Skeletspieren zijn op drie niveaus ingesloten in bindweefselsteigers. Elke spiervezel (cel) is bedekt met endomysium en de hele spier is bedekt met epimysium. Wanneer een groep spiervezels als een eenheid binnen de hele spier wordt “gebundeld”, wordt dit een fascikel genoemd. Fascicels worden bedekt door een laag bindweefsel genaamd perimysium (zie figuur 10.3). spier en beïnvloedt het bewegingsbereik van de spier. Op basis van de patronen van de fasciculaire opstelling kunnen skeletspieren op verschillende manieren worden geclassificeerd. Hieronder volgen de meest voorkomende fasciculaire arrangementen.
Parallelle spieren hebben fascikels die zijn gerangschikt in dezelfde richting als de lengteas van de spier (Figuur 11.2.1). De meeste skeletspieren in het lichaam hebben dit type organisatie. Sommige parallelle spieren zijn platte platen die aan de uiteinden uitzetten om brede aanhechtingen te maken, zoals de sartorius (zie figuur 11.2.2) Andere parallelle spieren hebben een groter centraal gebied, een spierbuik die aan elk uiteinde taps toeloopt naar pezen. Deze opstelling wordt spoelvormig genoemd, zoals de biceps brachii (zie figuur 11.2.2).

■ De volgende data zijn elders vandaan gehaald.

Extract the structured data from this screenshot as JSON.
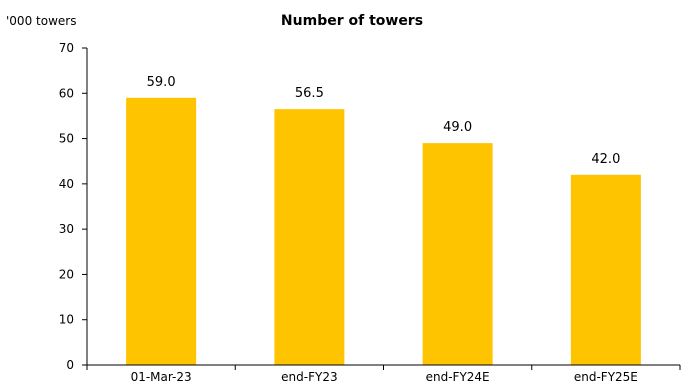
{
  "chart_data": {
    "type": "bar",
    "title": "Number of towers",
    "unit_label": "'000 towers",
    "xlabel": "",
    "ylabel": "",
    "categories": [
      "01-Mar-23",
      "end-FY23",
      "end-FY24E",
      "end-FY25E"
    ],
    "values": [
      59.0,
      56.5,
      49.0,
      42.0
    ],
    "value_labels": [
      "59.0",
      "56.5",
      "49.0",
      "42.0"
    ],
    "ylim": [
      0,
      70
    ],
    "yticks": [
      0,
      10,
      20,
      30,
      40,
      50,
      60,
      70
    ],
    "grid": false,
    "legend": "none",
    "colors": {
      "bar": "#FFC400",
      "axis": "#000000"
    }
  }
}
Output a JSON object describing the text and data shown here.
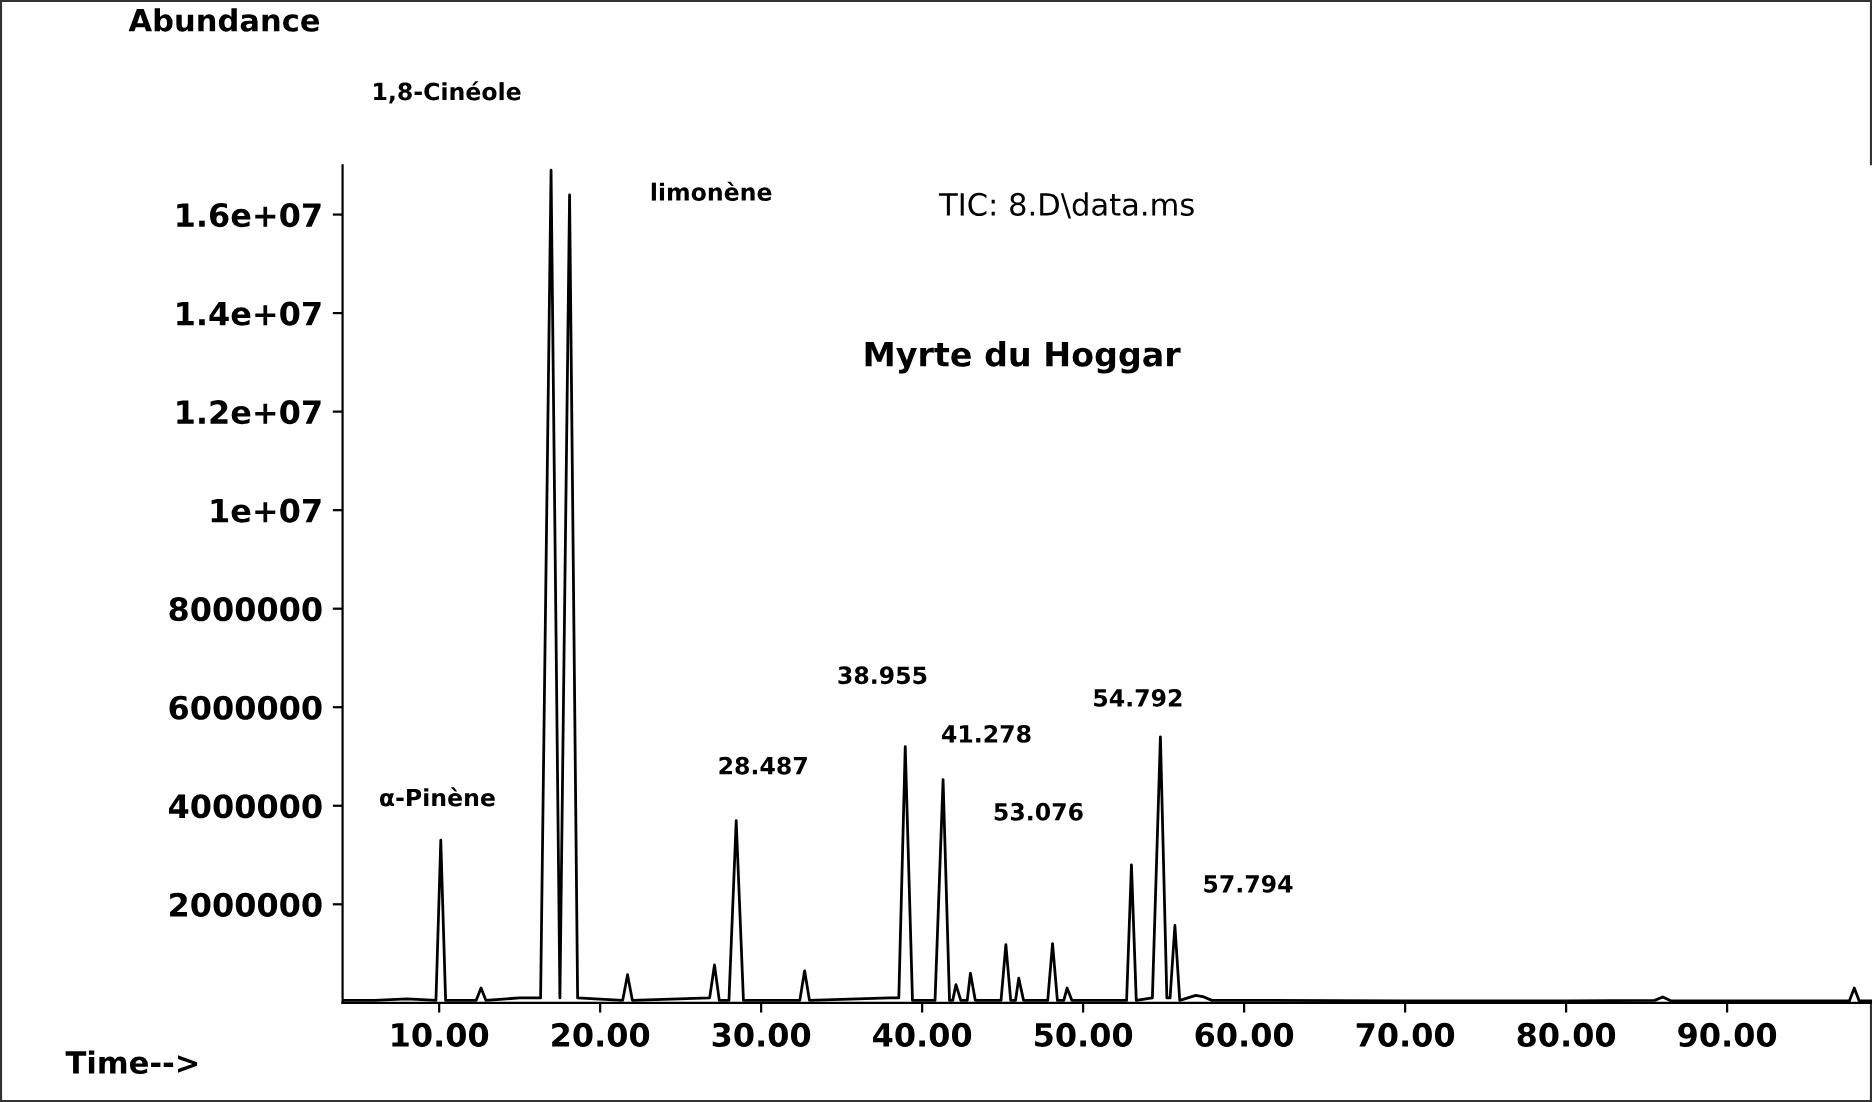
{
  "chart_data": {
    "type": "line",
    "title": "Myrte du Hoggar",
    "subtitle": "TIC: 8.D\\data.ms",
    "xlabel": "Time-->",
    "ylabel": "Abundance",
    "x": [
      4.0,
      6.0,
      8.0,
      9.8,
      10.1,
      10.4,
      12.3,
      12.6,
      12.9,
      15.0,
      16.3,
      16.95,
      17.5,
      18.1,
      18.6,
      21.4,
      21.7,
      22.0,
      26.8,
      27.1,
      27.4,
      28.0,
      28.45,
      28.9,
      32.4,
      32.7,
      33.0,
      38.0,
      38.55,
      38.95,
      39.4,
      40.8,
      41.3,
      41.7,
      41.9,
      42.1,
      42.4,
      42.8,
      43.0,
      43.3,
      44.9,
      45.2,
      45.5,
      45.8,
      46.0,
      46.3,
      47.8,
      48.1,
      48.4,
      48.8,
      49.0,
      49.3,
      52.7,
      53.0,
      53.3,
      54.3,
      54.8,
      55.2,
      55.4,
      55.7,
      56.0,
      57.0,
      57.5,
      58.0,
      60.0,
      70.0,
      80.0,
      85.5,
      86.0,
      86.5,
      97.6,
      97.9,
      98.2,
      99.0
    ],
    "values": [
      50000.0,
      50000.0,
      80000.0,
      50000.0,
      3300000.0,
      50000.0,
      50000.0,
      300000.0,
      50000.0,
      100000.0,
      100000.0,
      16900000.0,
      100000.0,
      16400000.0,
      100000.0,
      50000.0,
      570000.0,
      50000.0,
      100000.0,
      770000.0,
      50000.0,
      50000.0,
      3700000.0,
      50000.0,
      50000.0,
      650000.0,
      50000.0,
      100000.0,
      100000.0,
      5200000.0,
      50000.0,
      50000.0,
      4530000.0,
      50000.0,
      50000.0,
      370000.0,
      50000.0,
      50000.0,
      600000.0,
      50000.0,
      50000.0,
      1180000.0,
      50000.0,
      50000.0,
      500000.0,
      50000.0,
      50000.0,
      1200000.0,
      50000.0,
      50000.0,
      300000.0,
      50000.0,
      50000.0,
      2800000.0,
      50000.0,
      100000.0,
      5400000.0,
      100000.0,
      100000.0,
      1570000.0,
      50000.0,
      150000.0,
      120000.0,
      50000.0,
      50000.0,
      40000.0,
      40000.0,
      50000.0,
      120000.0,
      40000.0,
      40000.0,
      300000.0,
      40000.0,
      40000.0
    ],
    "color": "#000000",
    "xlim": [
      4,
      99
    ],
    "xticks": [
      {
        "value": 10,
        "label": "10.00"
      },
      {
        "value": 20,
        "label": "20.00"
      },
      {
        "value": 30,
        "label": "30.00"
      },
      {
        "value": 40,
        "label": "40.00"
      },
      {
        "value": 50,
        "label": "50.00"
      },
      {
        "value": 60,
        "label": "60.00"
      },
      {
        "value": 70,
        "label": "70.00"
      },
      {
        "value": 80,
        "label": "80.00"
      },
      {
        "value": 90,
        "label": "90.00"
      }
    ],
    "ylim": [
      0,
      17000000
    ],
    "yticks": [
      2000000,
      4000000,
      6000000,
      8000000,
      {
        "value": 10000000,
        "label": "1e+07"
      },
      {
        "value": 12000000,
        "label": "1.2e+07"
      },
      {
        "value": 14000000,
        "label": "1.4e+07"
      },
      {
        "value": 16000000,
        "label": "1.6e+07"
      }
    ],
    "grid": false,
    "legend": false,
    "marker": "none",
    "line_style": "solid",
    "annotations": [
      "1,8-Cinéole",
      "limonène",
      "α-Pinène",
      "28.487",
      "38.955",
      "41.278",
      "53.076",
      "54.792",
      "57.794"
    ]
  }
}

Circulaire spieren worden ook wel sfincters genoemd (zie figuur 11.2 .1). Wanneer ze ontspannen, vergroten de concentrisch geplaatste bundels spiervezels van de sluitspieren de opening en wanneer ze samentrekken, krimpt de grootte van de opening tot het punt van sluiting. De orbicularis oris-spier is een cirkelspier die rond de mond gaat. Wanneer het samentrekt, wordt de orale opening kleiner, zoals wanneer de lippen worden getrommeld om te fluiten. Een ander voorbeeld is de orbicularis oculi, waarvan er één elk oog omgeeft. Beschouw bijvoorbeeld de namen van de twee orbicularis-spieren (orbicularis oris en oribicularis oculi), waarbij een deel van de voornaam van beide spieren hetzelfde is. Het eerste deel van orbicularis, orb (orb = “circulair”), is een verwijzing naar een ronde of cirkelvormige structuur; het kan ook aan een baan doen denken, zoals het pad van de maan rond de aarde. Het woord oris (oris = ” oraal ”) verwijst naar de mondholte of de mond. Het woord oculi (oculair = “oog”) verwijst naar het oog.

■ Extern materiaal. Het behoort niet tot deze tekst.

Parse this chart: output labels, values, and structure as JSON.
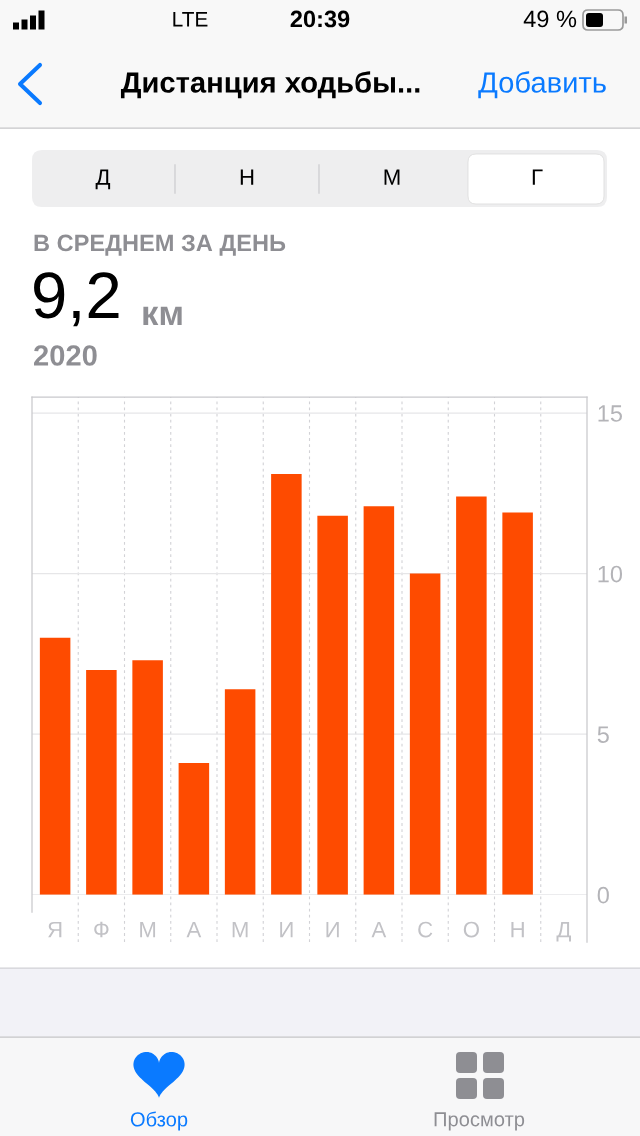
{
  "chart_data": {
    "type": "bar",
    "title": "Дистанция ходьбы...",
    "subtitle": "В СРЕДНЕМ ЗА ДЕНЬ",
    "annotations": [
      "LTE",
      "20:39",
      "49 %",
      "Добавить",
      "Д",
      "Н",
      "М",
      "Г",
      "9,2",
      "км",
      "2020",
      "Обзор",
      "Просмотр"
    ],
    "categories": [
      "Я",
      "Ф",
      "М",
      "А",
      "М",
      "И",
      "И",
      "А",
      "С",
      "О",
      "Н",
      "Д"
    ],
    "values": [
      8.0,
      7.0,
      7.3,
      4.1,
      6.4,
      13.1,
      11.8,
      12.1,
      10.0,
      12.4,
      11.9,
      null
    ],
    "color": "#fe4b00",
    "ylim": [
      0,
      15.5
    ],
    "yticks": [
      0,
      5,
      10,
      15
    ],
    "grid": true
  }
}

Wanneer een spier een wijdverspreide uitzetting heeft over een aanzienlijk gebied en de fascikels komen bij een enkel gemeenschappelijk bevestigingspunt, wordt de spier convergent genoemd. . Het bevestigingspunt voor een convergerende spier kan een pees zijn, een aponeurose (een platte, brede pees) of een raphe (een zeer slanke pees). De grote spier op de borst, de pectoralis major, is een voorbeeld van een convergente pees. spier omdat het convergeert op de intertuberculaire groef en de grotere tuberculum van de humerus via een pees (zie afbeelding 11.3).
Pennate-spieren (penna = “veren”) versmelten tot een pees die door het centrale gebied van de spier over zijn hele lengte, een beetje als de veer van een veer met de spierbundels die op dezelfde manier zijn gerangschikt als de veren. Door dit ontwerp kunnen de spiervezels in een pennate-spier alleen onder een hoek trekken, en als gevolg daarvan bewegen samentrekkende pennate-spieren hun pezen niet erg ver. Omdat een pennate-spier echter over het algemeen meer spiervezels kan bevatten, kan deze relatief meer spanning produceren voor zijn grootte. Er zijn drie subtypes van pennate-spieren.
In een unipennate spier bevinden de fascikels zich aan één kant van de pees. De extensor digitorum van de onderarm is een voorbeeld van een unipennate spier. Een bipennate spier zoals de rectus femurs heeft bundels aan beide zijden van de pees, zoals bij de opstelling van een enkele veer. Multipennate-spieren hebben bundels die op meerdere pezen worden ingebracht en taps toelopen naar een gemeenschappelijke pees, zoals meerdere veren die samenkomen op een centraal punt. Een bekend voorbeeld is de deltaspier van de schouder, die de schouder bedekt maar een enkele pees heeft die wordt ingebracht in de deltaspier tuberositas van de humerus.